A faxineira Mônica Cruz Messias, de 45 anos, também passou por episódios de violência na UPA Barreiro. “A polícia vem aqui frequentemente, mas não resolve nada. Já vi rapaz chutando a porta, tentando ‘voar’ [bater] nos funcionários. Infelizmente, está uma situação precária aqui. Há idosos e crianças esperando. Para uma UPA deste tamanho deveria ter mais funcionários, uma equipe completa”, opina.

A manicure Eduarda Oliveira, de 21 anos, quando conversou com a reportagem, havia levado a filha Jasmim, de 2 anos, para a UPA Barreiro. A menina estava com febre e tosse. “Perguntei se ia demorar [o atendimento], e me falaram que eu podia ir em casa e tomar café”, conta.

Eduarda admite que ela mesmo já se excedeu ao reclamar da demora. “Uma vez eu chutei a porta e falei: “Vocês estão com pouca vergonha.
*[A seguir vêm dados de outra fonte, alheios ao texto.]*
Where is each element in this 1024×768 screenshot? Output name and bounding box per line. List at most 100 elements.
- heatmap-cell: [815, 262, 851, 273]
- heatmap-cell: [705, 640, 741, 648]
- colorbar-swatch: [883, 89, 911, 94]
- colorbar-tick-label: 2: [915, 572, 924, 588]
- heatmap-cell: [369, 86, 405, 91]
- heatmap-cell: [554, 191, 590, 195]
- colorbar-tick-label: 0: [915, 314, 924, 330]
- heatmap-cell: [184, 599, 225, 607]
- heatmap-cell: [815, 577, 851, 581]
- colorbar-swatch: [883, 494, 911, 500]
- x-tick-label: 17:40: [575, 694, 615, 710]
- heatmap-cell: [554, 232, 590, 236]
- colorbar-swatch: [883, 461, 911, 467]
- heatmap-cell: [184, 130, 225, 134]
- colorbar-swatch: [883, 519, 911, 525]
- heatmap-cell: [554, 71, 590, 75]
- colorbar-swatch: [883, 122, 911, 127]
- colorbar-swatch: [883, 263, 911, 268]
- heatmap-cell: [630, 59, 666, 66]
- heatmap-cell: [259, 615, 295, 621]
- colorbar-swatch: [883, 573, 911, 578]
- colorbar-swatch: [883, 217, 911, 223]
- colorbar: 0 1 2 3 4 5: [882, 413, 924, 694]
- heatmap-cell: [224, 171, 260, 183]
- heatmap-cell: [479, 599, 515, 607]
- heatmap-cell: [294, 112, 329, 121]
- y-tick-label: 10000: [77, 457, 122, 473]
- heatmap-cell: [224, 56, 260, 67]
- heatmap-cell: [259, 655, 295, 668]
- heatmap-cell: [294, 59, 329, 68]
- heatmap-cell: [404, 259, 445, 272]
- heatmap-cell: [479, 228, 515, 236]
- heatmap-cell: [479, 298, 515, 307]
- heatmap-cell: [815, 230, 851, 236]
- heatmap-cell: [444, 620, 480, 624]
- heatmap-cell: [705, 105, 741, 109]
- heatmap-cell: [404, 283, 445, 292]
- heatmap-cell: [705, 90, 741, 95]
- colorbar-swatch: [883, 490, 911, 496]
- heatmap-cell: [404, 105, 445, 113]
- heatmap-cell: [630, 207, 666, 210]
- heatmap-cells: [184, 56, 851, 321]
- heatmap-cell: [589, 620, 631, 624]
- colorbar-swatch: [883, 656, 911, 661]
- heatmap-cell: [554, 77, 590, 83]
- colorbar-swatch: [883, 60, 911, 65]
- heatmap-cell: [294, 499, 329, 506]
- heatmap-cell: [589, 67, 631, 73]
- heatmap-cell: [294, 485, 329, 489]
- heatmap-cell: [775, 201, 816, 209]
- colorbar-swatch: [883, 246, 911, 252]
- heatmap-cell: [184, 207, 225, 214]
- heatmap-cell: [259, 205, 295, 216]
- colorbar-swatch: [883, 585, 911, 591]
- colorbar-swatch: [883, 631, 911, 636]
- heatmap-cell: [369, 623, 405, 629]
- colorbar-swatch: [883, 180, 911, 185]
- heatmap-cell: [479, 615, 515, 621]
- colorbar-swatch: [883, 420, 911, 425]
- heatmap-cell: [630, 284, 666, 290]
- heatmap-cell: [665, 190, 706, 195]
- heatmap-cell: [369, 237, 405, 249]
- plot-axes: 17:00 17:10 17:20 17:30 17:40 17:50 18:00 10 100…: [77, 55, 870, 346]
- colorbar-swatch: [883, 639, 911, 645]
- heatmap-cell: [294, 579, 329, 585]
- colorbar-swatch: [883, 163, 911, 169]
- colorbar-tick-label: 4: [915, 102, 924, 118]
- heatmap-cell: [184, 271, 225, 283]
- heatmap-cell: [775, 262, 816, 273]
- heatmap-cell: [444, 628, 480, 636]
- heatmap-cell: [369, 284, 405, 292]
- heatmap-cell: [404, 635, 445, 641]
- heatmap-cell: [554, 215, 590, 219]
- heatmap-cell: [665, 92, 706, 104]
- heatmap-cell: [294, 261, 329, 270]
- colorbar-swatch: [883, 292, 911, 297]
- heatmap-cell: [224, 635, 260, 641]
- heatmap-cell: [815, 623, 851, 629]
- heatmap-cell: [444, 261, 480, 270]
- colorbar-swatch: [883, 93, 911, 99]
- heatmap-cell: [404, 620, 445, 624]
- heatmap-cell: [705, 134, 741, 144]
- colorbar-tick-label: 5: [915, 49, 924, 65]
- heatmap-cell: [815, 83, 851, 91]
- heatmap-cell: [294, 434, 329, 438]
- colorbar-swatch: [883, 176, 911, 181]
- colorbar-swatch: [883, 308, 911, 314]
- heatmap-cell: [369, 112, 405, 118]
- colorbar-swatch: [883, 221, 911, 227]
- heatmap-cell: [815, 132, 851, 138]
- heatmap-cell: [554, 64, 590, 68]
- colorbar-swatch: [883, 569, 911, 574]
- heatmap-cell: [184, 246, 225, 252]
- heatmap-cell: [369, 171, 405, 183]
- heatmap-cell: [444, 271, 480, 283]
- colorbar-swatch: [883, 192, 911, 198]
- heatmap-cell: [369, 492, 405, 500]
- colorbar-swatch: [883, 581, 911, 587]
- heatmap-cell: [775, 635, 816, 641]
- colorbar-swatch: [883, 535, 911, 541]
Cheio de gente [para ser atendido]”. Você chega mal e tem que esperar. Se fosse uma hora, tudo bem. Mas 7 horas? Ficamos na friagem, porque aqui não é coberto e lá dentro está lotado”, completa.

Diretora do Sindicato Único dos Trabalhadores da Saúde de Minas Gerais (Sind-Saúde/MG), Neuza Freitas concorda que o “número insuficiente de trabalhadores” é fator que desencadeia casos de violência em serviços de saúde. “O mais grave é que toda violência é gerada pela falta de estrutura nas unidades hospitalares e pelas condições de trabalho do servidor.”

Conforme Neuza, com equipes incompletas, os trabalhadores sobrecarregam a jornada de trabalho. “Muitas vezes faltam insumos, equipamentos. Quando isso acontece, reflete na linha de ponta, que é o trabalhador. Enquanto isso, os gestores ficam no conforto do ar-condicionado”, afirmou.